[antlr-interest] tricky (to this newby) translation problem
Kenny Tilton
ktilton at nyc.rr.com
Fri Dec 30 08:31:55 PST 2005
First of all, thanks to all for Antlr. I have taken my first baby step
translating k&r C to Common Lisp and am feeling a lot better about
converting 23kloc of "C" to Lisp. :)
I took the cgram example as my headstart, deriving from GnuCEmitter.g to
get a new AnsiCLEmitter.g. My first change was in the translation of "C"

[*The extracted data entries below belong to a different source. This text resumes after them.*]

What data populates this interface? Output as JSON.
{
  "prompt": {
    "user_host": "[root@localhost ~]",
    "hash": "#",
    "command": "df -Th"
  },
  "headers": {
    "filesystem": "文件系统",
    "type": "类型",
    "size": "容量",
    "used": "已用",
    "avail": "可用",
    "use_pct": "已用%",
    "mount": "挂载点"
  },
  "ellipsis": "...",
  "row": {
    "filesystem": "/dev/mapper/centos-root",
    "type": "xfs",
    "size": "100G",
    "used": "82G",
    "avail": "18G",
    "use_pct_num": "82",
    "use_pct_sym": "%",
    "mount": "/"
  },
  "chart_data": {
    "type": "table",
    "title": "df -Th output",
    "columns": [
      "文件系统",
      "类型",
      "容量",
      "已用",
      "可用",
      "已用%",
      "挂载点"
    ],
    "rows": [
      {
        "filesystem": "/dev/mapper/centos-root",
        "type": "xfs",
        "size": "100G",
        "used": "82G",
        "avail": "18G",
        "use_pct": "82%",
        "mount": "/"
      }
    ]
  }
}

enums. First, here is how I want to translate:
"C": enum myEnum {zero, two=2, three };
Common Lisp: (def-enum (myEnum) zero (two 2) three)
(Aside to the curious: no, CL does not have def-enum, I will have to
write that.)
Now here is my problem. The recognizer for an enumerator such as "zero"
or "two=2" looks like this:
enumerator
: i:ID { print( i ); }
( b:ASSIGN { print( b ); }
expr
)?
;
But my problem is that, if the match with an ASSIGN happens, I need to
get a left-parens /in front/ of the emitted ID. Otherwise I have to
always wrap enumerators in parens:
(def-enum (myEnum) (zero) (two 2) (three))
Not the end of the world, but I am hoping I can make the emitted CL as
nice as possible.
My first try was (roughly):
enumerator
: i:ID {print( i ); }
| (j:ID {print("("); print( j ); }
ASSIGN {print(" "); }
expr {print(")");}
)
;
But that gives me a nondeterminism warning when the grammar is processed
by antlr and a mismatchedTokenException runtime error.
Full marks to the Antlr examples, I have gotten this far without
learning too much about parsing. I will dive into the doc now to see if
this idiom can be handled better, just asking here first in case this is
a no-brainer someone can explain easily (or steer me to the right doc).